2. Don't feel bad for us "young moms." Really, don't! It's an amazing time to be a mother! Let me tell you just a few reasons why!

- Technology. (Don't worry, I'm not going to go all Napoleon Dynamite here.) But, if you're like me, and live half a world away from family, you don't get the luxury of seeing family all the time. Because of the technology we have today, I can easily call my parents in Hong Kong, and my kids can sing them the latest song they heard or show them how they can read.

- Thanks to social media (which I knows gets a bad rap a LOT) it's so easy for mothers to connect to other mothers all over the world. We all walk different paths in life, but motherhood is something that can connect women in such a deep way. I don't know how often I've shared a knowing look, a hug, and a laugh with perfect strangers. Motherhood can be very lonely, isolating, and if it weren't for social media, I wouldn't have made so many of the amazing relationships I enjoy today. 

- Our kids are growing up being told they can be whatever they want to be. I can look at my daughter and tell her if she wants to open up an art store that is also a bakery, she can do that!

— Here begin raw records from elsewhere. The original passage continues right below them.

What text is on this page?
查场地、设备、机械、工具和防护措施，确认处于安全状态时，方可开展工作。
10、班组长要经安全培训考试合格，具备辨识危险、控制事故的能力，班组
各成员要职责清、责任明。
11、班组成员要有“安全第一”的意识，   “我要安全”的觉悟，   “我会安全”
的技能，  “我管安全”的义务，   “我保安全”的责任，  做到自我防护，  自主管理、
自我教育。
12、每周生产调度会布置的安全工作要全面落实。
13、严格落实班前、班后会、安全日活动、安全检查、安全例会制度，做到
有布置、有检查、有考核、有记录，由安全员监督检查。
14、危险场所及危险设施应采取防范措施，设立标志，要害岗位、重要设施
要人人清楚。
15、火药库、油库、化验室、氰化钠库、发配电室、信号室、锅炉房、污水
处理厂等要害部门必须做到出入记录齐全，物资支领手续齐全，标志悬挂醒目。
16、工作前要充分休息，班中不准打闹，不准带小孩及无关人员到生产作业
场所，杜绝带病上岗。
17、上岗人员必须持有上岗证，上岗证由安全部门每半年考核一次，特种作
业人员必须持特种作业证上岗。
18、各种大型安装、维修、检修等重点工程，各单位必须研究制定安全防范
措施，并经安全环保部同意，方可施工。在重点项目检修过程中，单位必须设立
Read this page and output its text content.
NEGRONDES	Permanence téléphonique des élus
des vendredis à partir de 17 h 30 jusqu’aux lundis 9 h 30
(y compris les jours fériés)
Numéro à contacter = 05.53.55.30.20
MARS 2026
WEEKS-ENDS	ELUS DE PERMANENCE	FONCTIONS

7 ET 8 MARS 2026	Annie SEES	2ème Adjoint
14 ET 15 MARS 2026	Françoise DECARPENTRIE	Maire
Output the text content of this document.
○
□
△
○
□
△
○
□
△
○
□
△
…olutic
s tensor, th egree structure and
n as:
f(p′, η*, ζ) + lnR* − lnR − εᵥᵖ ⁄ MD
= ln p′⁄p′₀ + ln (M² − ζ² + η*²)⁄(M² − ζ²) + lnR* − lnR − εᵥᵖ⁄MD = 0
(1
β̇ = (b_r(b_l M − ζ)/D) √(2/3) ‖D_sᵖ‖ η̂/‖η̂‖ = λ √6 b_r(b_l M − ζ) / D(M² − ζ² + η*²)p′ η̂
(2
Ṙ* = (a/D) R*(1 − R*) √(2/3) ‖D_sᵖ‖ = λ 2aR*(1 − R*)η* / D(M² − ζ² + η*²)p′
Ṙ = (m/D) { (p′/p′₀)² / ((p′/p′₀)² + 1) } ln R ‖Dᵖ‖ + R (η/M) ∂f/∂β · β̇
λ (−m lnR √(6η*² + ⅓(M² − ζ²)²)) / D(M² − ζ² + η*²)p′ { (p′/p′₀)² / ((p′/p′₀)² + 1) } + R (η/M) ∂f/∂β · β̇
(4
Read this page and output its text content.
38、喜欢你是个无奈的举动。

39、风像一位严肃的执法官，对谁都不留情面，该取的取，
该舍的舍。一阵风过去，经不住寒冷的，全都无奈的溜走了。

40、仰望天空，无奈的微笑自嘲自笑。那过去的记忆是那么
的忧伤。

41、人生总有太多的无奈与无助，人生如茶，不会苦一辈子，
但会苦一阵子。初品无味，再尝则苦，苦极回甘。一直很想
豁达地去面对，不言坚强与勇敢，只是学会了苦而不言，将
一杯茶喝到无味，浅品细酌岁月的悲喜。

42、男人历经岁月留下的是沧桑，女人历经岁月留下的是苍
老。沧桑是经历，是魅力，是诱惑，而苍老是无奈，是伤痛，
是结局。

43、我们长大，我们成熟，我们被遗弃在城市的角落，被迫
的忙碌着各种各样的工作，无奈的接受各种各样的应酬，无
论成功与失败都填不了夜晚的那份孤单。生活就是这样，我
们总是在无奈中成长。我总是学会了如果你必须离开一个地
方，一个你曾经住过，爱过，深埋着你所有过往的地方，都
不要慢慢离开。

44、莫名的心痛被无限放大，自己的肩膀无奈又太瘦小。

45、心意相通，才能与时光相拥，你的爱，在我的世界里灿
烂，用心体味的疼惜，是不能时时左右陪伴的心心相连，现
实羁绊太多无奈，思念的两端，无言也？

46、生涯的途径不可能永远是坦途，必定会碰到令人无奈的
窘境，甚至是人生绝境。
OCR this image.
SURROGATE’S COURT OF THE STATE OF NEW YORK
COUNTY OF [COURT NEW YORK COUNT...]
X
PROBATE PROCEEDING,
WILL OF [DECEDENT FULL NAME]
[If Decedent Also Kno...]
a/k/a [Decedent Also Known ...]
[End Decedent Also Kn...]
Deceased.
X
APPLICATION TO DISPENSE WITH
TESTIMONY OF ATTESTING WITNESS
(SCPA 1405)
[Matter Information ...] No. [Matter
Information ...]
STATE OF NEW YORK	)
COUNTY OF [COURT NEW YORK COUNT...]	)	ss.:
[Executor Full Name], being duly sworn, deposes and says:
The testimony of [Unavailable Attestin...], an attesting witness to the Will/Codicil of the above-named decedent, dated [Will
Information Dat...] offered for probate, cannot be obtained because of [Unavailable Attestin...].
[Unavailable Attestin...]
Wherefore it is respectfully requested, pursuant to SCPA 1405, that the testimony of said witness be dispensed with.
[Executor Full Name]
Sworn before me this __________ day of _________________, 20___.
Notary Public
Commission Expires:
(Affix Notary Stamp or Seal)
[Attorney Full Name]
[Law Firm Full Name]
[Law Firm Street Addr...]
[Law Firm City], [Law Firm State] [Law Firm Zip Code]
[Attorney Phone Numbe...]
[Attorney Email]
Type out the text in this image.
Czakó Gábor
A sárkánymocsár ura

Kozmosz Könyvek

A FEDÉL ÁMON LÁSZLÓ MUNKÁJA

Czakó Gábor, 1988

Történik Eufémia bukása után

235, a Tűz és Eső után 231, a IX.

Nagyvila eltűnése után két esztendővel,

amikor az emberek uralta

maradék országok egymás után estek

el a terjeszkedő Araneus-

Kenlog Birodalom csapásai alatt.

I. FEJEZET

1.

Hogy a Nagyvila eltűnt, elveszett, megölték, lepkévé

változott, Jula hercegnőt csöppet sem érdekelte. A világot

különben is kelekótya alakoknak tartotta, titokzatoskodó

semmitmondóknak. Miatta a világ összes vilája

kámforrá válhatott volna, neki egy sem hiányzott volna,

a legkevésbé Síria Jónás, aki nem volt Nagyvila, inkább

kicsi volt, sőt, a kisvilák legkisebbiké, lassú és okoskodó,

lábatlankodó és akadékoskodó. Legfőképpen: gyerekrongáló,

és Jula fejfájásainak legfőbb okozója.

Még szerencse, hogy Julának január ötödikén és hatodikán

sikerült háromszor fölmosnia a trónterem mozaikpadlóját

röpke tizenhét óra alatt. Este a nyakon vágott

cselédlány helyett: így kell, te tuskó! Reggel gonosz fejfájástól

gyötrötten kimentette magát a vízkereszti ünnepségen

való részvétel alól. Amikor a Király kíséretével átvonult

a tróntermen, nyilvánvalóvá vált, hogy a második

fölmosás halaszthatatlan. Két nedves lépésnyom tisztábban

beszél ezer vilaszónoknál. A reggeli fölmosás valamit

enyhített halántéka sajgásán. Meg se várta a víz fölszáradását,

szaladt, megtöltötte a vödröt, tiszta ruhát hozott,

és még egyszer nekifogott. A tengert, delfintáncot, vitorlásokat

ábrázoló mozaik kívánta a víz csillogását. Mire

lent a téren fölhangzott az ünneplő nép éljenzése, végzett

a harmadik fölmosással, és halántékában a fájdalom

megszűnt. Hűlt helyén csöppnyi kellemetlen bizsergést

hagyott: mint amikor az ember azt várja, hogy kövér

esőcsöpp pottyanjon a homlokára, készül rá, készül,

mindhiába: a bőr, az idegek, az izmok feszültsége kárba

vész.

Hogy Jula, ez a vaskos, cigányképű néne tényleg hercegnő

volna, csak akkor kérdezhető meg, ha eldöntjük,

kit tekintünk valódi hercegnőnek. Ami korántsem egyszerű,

- Our sons are learning that its okay to have emotions. And to express those. And that they can paint their nails if they want to. And that they can dress up as firefighting princesses. And that they won't be shamed for crying. I know I wouldn't want to raise my sons any other way.

- Moms are getting help for mental health issues in ways that just weren't around a generation ago. Things like postpartum depression and anxiety aren't taboo to talk about anymore. I remember feeling like it was silly when the doctor asked me if I was having depressing feelings after Sof was born. I thought, "How could I? I just gave birth to the most amazing person on earth!" But, by the time that I was pregnant with Oscar, I understood so much more. I was so grateful that the doctos asked about my mental health at one of my early doctor appointments. I had told them about how I struggled with early prenatal depression, and it was something they would keep checking back with me on. 

So, listen. I get it. I am not blind to the news and what is going on in the world. I have my worries just like the next person. Do I choose to ignore them and keep my kids in their own little bubble? Absolutely not. That's not doing anyone any favors. So what do we do? We talk to our kids about what's happening in a way that they understand. We try to pick out the good in our days. We encourage them to love and to be brave. If we can start in our homes, my hope is we can "throw kindness around like confetti." Make that difference. 

Someday I will look back and think, "Those were the best days." And I have no intention of letting fear ruin that.